June 22nd, marked the twenty year anniversary of the release of Liz Phair’s explosive debut album Exile in Guyville. Let’s celebrate by remembering what a compilation it was in its most natural state, a record that not only helped launch other female rockers, but without a doubt left an impression on many young women growing up during that time. It was a record that was searing in honesty with explicit lyrics about all things complicated when it comes to relationships, or more to the point sex minus the relationship.
Phair has gone on record to say that most of the songs are not from her own perspective, but from the point of view of her female friends, you can choose to believe that; I think differently. The songs are way too expressive and real to all be the result of idle chit chat amongst girlfriends. The title of the record alone is Phair’s interpretation of what a typical guy was in her small town upbringing; saying “This kind of mentality, you know, where men are men and women are learning.
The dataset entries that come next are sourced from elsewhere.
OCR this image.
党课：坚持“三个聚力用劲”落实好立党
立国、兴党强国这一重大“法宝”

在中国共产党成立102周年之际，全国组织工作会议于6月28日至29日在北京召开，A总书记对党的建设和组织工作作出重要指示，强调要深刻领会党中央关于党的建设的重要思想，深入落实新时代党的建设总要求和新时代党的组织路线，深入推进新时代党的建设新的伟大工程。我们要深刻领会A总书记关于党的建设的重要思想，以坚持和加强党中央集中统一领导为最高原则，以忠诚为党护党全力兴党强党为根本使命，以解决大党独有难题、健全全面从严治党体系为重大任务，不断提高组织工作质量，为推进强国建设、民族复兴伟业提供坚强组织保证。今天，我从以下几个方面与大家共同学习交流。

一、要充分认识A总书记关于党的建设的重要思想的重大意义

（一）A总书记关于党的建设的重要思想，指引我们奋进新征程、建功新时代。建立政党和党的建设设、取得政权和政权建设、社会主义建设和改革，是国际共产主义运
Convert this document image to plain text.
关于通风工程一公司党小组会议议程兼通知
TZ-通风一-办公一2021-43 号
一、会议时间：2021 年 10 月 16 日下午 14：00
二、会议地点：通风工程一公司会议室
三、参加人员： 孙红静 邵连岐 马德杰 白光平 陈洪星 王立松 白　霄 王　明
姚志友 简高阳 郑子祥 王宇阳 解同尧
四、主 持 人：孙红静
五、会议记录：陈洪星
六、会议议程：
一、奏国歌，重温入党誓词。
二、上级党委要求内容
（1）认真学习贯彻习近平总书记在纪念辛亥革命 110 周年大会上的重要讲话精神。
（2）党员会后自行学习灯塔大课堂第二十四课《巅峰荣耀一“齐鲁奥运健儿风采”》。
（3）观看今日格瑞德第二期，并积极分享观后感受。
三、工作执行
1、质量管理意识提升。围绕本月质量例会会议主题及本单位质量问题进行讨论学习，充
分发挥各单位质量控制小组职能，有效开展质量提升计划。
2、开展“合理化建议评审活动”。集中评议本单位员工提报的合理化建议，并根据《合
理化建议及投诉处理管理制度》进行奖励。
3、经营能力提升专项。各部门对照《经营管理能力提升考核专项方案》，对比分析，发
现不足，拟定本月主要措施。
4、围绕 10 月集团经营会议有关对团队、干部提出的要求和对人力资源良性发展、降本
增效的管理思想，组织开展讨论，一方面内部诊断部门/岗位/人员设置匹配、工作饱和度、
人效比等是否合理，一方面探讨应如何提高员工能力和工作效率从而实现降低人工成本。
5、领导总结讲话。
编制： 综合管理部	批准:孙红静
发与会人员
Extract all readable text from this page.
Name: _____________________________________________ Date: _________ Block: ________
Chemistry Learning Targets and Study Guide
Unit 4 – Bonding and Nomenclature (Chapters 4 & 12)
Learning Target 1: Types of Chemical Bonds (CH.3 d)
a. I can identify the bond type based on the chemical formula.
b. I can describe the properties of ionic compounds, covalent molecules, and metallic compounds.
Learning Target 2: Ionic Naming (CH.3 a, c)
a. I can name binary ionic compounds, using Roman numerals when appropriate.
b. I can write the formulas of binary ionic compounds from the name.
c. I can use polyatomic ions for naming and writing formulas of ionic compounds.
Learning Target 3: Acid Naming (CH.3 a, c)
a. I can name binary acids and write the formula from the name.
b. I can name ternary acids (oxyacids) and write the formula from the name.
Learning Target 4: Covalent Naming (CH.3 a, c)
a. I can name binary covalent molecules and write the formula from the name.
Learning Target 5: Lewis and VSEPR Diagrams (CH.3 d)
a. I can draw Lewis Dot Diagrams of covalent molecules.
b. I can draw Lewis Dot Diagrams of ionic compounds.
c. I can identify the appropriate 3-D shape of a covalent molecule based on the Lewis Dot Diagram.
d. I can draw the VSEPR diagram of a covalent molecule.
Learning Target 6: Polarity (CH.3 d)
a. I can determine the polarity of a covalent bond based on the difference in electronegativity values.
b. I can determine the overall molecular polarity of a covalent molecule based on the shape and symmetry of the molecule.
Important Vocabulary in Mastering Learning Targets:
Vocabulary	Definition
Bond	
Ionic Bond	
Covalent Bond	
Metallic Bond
Guys always dominated the stereo like it was their music, they’d talk about it, and I would just sit on the sidelines.” It’s no wonder Phair was busting at the seams in song, which resulted in 18 very divulging tracks.
Exile in Guyville literally captures Phair – in time — at her absolute best. The record takes you through many different emotions, from loneliness to feelings of empowerment to insecurity. Phair’s soft but edgy vocals complimented her girl next door look. And her guitar skills were no joke, being the major element in most of the songs; simple, jagged guitar riffs that underlined her voice perfectly.
During the recording on one of the more blunt tracks, “Fuck and Run,” is when Phair realized with producer, Brad Wood, that they were on to something. The recording process itself was interesting, since Phair had no real band, Wood along with engineer Casey Rice laid down whatever parts were needed, separately. In the track Phair sings “And I can feel it in my bones / I’m gonna spend my whole life alone / It’s fuck and run.” The song is a diary of bad decisions or rather decisions that leave a feeling of some regret.
Phair’s style of singing was very conversational which drew you in. In Guyville‘s opening track “6’1,” she sings ever so casually “It’s cold and rough / And I kept standing six feet one / Instead of five feet two /And I loved my life and I hated you.” I certainly wanted to hear more. The albums first single was “Never Said,” and the video was played often on MTV, which depicted Phair with her guitar in various surroundings; in a lake, in the forest, on some rocks.
There’s a sense that as a woman in a male dominating, rock music industry that Phair must have had her share of interactions with a few chauvinistic characters. Phair has expressed, in response to the success of Guyville, that she just wanted people who thought she was not worth talking to, to listen. I think of that when I listen to “Canary.” The song features a beautiful and simple melody by piano and Phair reciting a daily routine of sorts.
It’s difficult to highlight a hand full of songs from Guyville, because they all standout. A lot of the tracks were featured on Phair’s original home recording Girly Sound, like “Girls, Girls, Girls.” The song sounds like a theme to a suspenseful movie, a lower, but definite rhythm of the guitar, Phair’s soft vocals and lyrics “I get away almost every day / With what the girls call / What the girls call / What the girls call / The girls call murder.” Phair has a gift for honest and intense lyrics that transition into witty catchphrases. In “Divorce Song,” Phair sings: “It’s harder to be friends than lovers, and you shouldn’t try to mix the two,” which follows with “And it’s true that I stole your lighter.”
There’s as much vulnerable Liz Phair in Guyville as girl power, and most of it is direct and to the point, evident in the song “Flower.” So it just depends on what Liz you’re in the mood for that’ll lead you to the song or songs you’ll play on repeat for an hour or two. I’m certainly glad I had this record around when I needed it.